Mai-Phuong Kollath

(born 1963 in Vietnam, came to Rostock in 1981 as a contract worker in the GDR, lives in Berlin)

"What scared me was that nobody stood up and said anything.. Nobody.“

Mai-Phuong Kollath is committed to the integration of migrants and the fight against the intolerance she has encountered in Germany. 

Kollath came to Rostock from Vietnam in 1981 as a contract worker. She had imagined working as a hotel manager. Instead, she was instated in the port of Rostock as a cookmaid. 

Kollath lived in the Sonnenblumenhaus (Sunflower House), a residential building for contract workers in the Lichtenhagen district of Rostock, for ten years. This became the scene of the racist and xenophobic pogrom in 1992: a mob of several hundred right-wing radicals besieged the accommodation and set it on fire. The trapped residents waited in vain for assistance from the police and the fire brigade—some 3,000 applauding spectators however hindered the emergency personnel to such a degree that they were temporarily forced to make a complete withdrawal, thus leaving the victims to their own devices. 

While Mai-Phuong was no longer living in the house at the time, the arson attack nevertheless had a lasting impact on her. With her work, she seeks to give a voice to those affected by the incident, as well as to their children, and document their experiences. Many Vietnamese remain politically invisible and excluded from public debate—a situation Kollath seeks to change.  

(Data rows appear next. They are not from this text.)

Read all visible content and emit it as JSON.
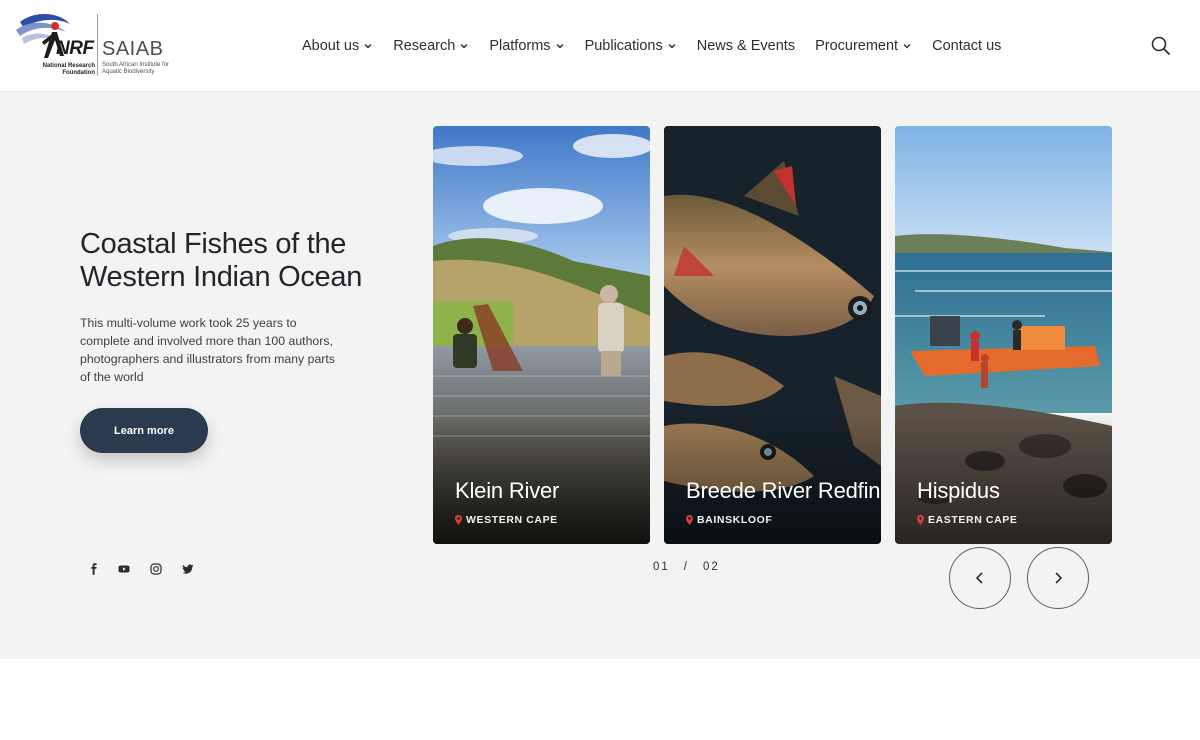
{
  "header": {
    "logo": {
      "nrf_text": "NRF",
      "nrf_sub": "National Research Foundation",
      "saiab_text": "SAIAB",
      "saiab_sub": "South African Institute for Aquatic Biodiversity"
    },
    "nav": [
      {
        "label": "About us",
        "has_dropdown": true
      },
      {
        "label": "Research",
        "has_dropdown": true
      },
      {
        "label": "Platforms",
        "has_dropdown": true
      },
      {
        "label": "Publications",
        "has_dropdown": true
      },
      {
        "label": "News & Events",
        "has_dropdown": false
      },
      {
        "label": "Procurement",
        "has_dropdown": true
      },
      {
        "label": "Contact us",
        "has_dropdown": false
      }
    ],
    "search_icon": "search-icon"
  },
  "hero": {
    "title": "Coastal Fishes of the Western Indian Ocean",
    "description": "This multi-volume work took 25 years to complete and involved more than 100 authors, photographers and illustrators from many parts of the world",
    "button_label": "Learn more",
    "social": [
      "facebook-icon",
      "youtube-icon",
      "instagram-icon",
      "twitter-icon"
    ]
  },
  "slides": [
    {
      "title": "Klein River",
      "location": "WESTERN CAPE"
    },
    {
      "title": "Breede River Redfins",
      "location": "BAINSKLOOF"
    },
    {
      "title": "Hispidus",
      "location": "EASTERN CAPE"
    }
  ],
  "pager": {
    "current": "01",
    "separator": "/",
    "total": "02"
  },
  "colors": {
    "button": "#2c3a4f",
    "hero_bg": "#f3f3f3",
    "pin": "#e03a3a",
    "nrf_red": "#d92b2b",
    "nrf_blue": "#2d4fa3"
  }
}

From 1999 to 2005, she pursued educational sciences at the University of Rostock, working from 2000 as a freelance interpreter and translator for various organisations and authorities. From 2005 to 2010, she set up an intercultural consulting service and eventually moved to Berlin. Kollath regularly participates in the Integrationsgipfel der Bundesregierung (Integration Summit of the Federal Government) and is Vice-President of the Bundesrat für Zuwanderung und Integration (Federal Council for Immigration and Integration). She continues to fight against the racism she has experienced since her arrival in Germany.